SAO PAULO: Brazil's currency and stocks fell on Thursday on bets that President Michel Temer's government could find it harder than expected to pass key austerity measures in Congress.
Temer's proposal to reform the country's social security system cleared a committee vote on Wednesday but still faced an uphill battle.
Presidential aides said the government was not certain it had secured the two-thirds vote needed to approve the bill in a full vote in the lower house.
Traders worried that Temer will have to further dilute the measure, seen as critical to limit the growth of public debt and lift Brazil from its deepest recession on record, to guarantee lawmakers' support.

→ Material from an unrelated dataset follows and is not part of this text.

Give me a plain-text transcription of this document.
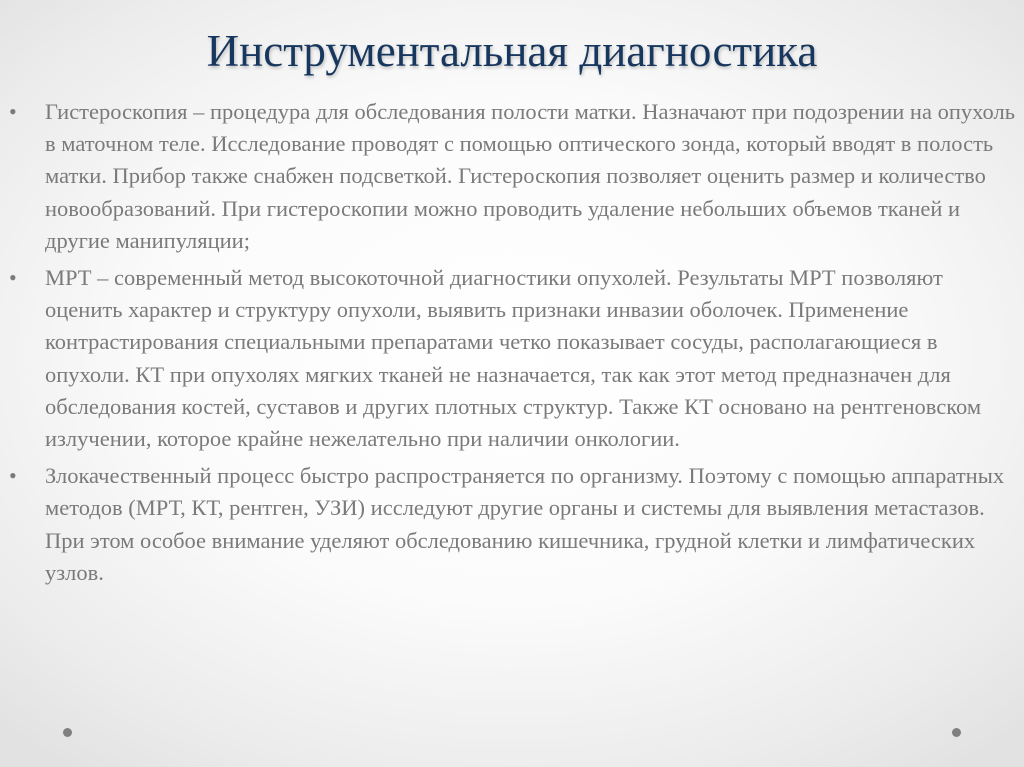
Инструментальная диагностика
• Гистероскопия – процедура для обследования полости матки. Назначают при подозрении на опухоль в маточном теле. Исследование проводят с помощью оптического зонда, который вводят в полость матки. Прибор также снабжен подсветкой. Гистероскопия позволяет оценить размер и количество новообразований. При гистероскопии можно проводить удаление небольших объемов тканей и другие манипуляции;
• МРТ – современный метод высокоточной диагностики опухолей. Результаты МРТ позволяют оценить характер и структуру опухоли, выявить признаки инвазии оболочек. Применение контрастирования специальными препаратами четко показывает сосуды, располагающиеся в опухоли. КТ при опухолях мягких тканей не назначается, так как этот метод предназначен для обследования костей, суставов и других плотных структур. Также КТ основано на рентгеновском излучении, которое крайне нежелательно при наличии онкологии.
• Злокачественный процесс быстро распространяется по организму. Поэтому с помощью аппаратных методов (МРТ, КТ, рентген, УЗИ) исследуют другие органы и системы для выявления метастазов. При этом особое внимание уделяют обследованию кишечника, грудной клетки и лимфатических узлов.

"The government has already been forced to negotiate intensely at this point and made multiple concessions," said Miriam Tavares, a foreign exchange director at AGK brokerage.
The Brazilian real weakened as much as 1 percent, while the benchmark Bovespa stock index fell 1.6 percent.
Other Latin American markets also dropped, tracking a decline in prices of commodities. The Colombian peso slumped 1.6 percent as oil futures tumbled.
The slide worsened after OPEC delegates said their group and other producing countries were downplaying the chance of a bigger output when the producers meet on May 25, increasing investor concerns over a global supply glut.
Iron ore prices also tumbled 8 percent, their biggest daily fall in more than five months, weighing on shares of miners such as Brazil's Vale SA.